I do miss my T. She was amazing and was so good to me over all the years. I need some understanding and the only way to get it is to go see her. I'm still thinking about what I want to do....
LadyBug

 

Re: your an amazing woman

Posted by LadyBug on July 15, 2008, at 13:39:16

In reply to your an amazing woman » LadyBug, posted by muffled on July 15, 2008, at 0:39:26

Thank you muffled. I wish pain didn't hurt so much. I've had no choice but to get through this time in my life. It hurts. I don't know what I'd do without the support I've gotten here. I only hope I can give some support sometime when someone needs it as much as I have.
LadyBug

 

Re: your an amazing woman- above post for muffled (nm)

Posted by LadyBug on July 15, 2008, at 13:42:22

In reply to Re: your an amazing woman, posted by LadyBug on July 15, 2008, at 13:39:16

 

Re:Above post is for Daisym

Posted by LadyBug on July 15, 2008, at 13:44:43

In reply to Re: I got a letter from my T! ;-(, posted by LadyBug on July 15, 2008, at 13:37:04

Above post is for Daisy...........opps.

 

Re: I got a letter from my T! ;-( » frida

Posted by LadyBug on July 15, 2008, at 13:51:38

In reply to Re: I got a letter from my T! ;-( » LadyBug, posted by frida on July 15, 2008, at 11:49:34

frida,
Thanks for being so sweet to me.

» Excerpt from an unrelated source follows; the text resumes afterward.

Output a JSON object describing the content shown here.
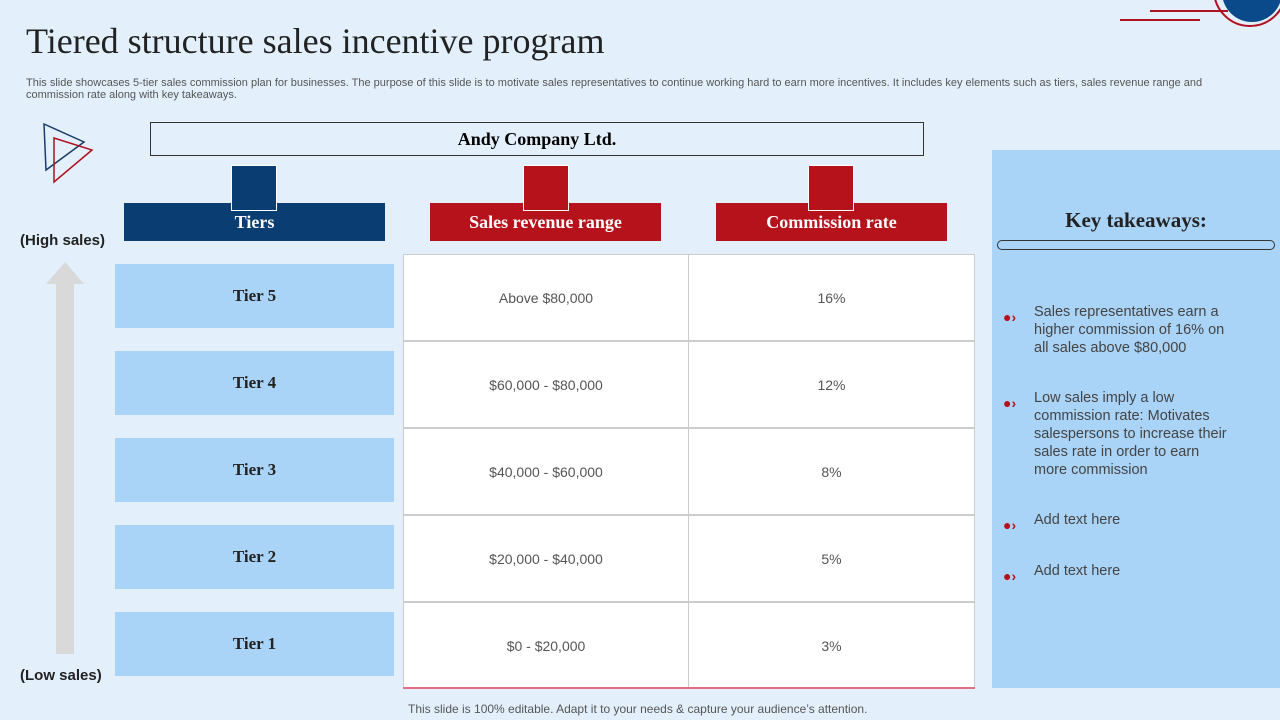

I had a hard time wondering why she turned on me when I was at the hardest time in my entire life. I know that's what therapy is for, someone to lean on. I don't understand what happened.
I'm still thinking about what to do next. I appreciate the support I get here on babble. Thanks for your thoughts. Somehow I'll get through it.
LadyBug

 

Re: I got a letter from my T! ;-(

Posted by Lemonaide on July 15, 2008, at 22:18:41

In reply to I got a letter from my T! ;-(, posted by LadyBug on July 14, 2008, at 13:47:57

Wow, Ladybug, I am shocked. Makes me wonder that when your T knew she was retiring, she was afraid of how she felt about you, trying to distance herself from you.
Have you decided yet what you want to do?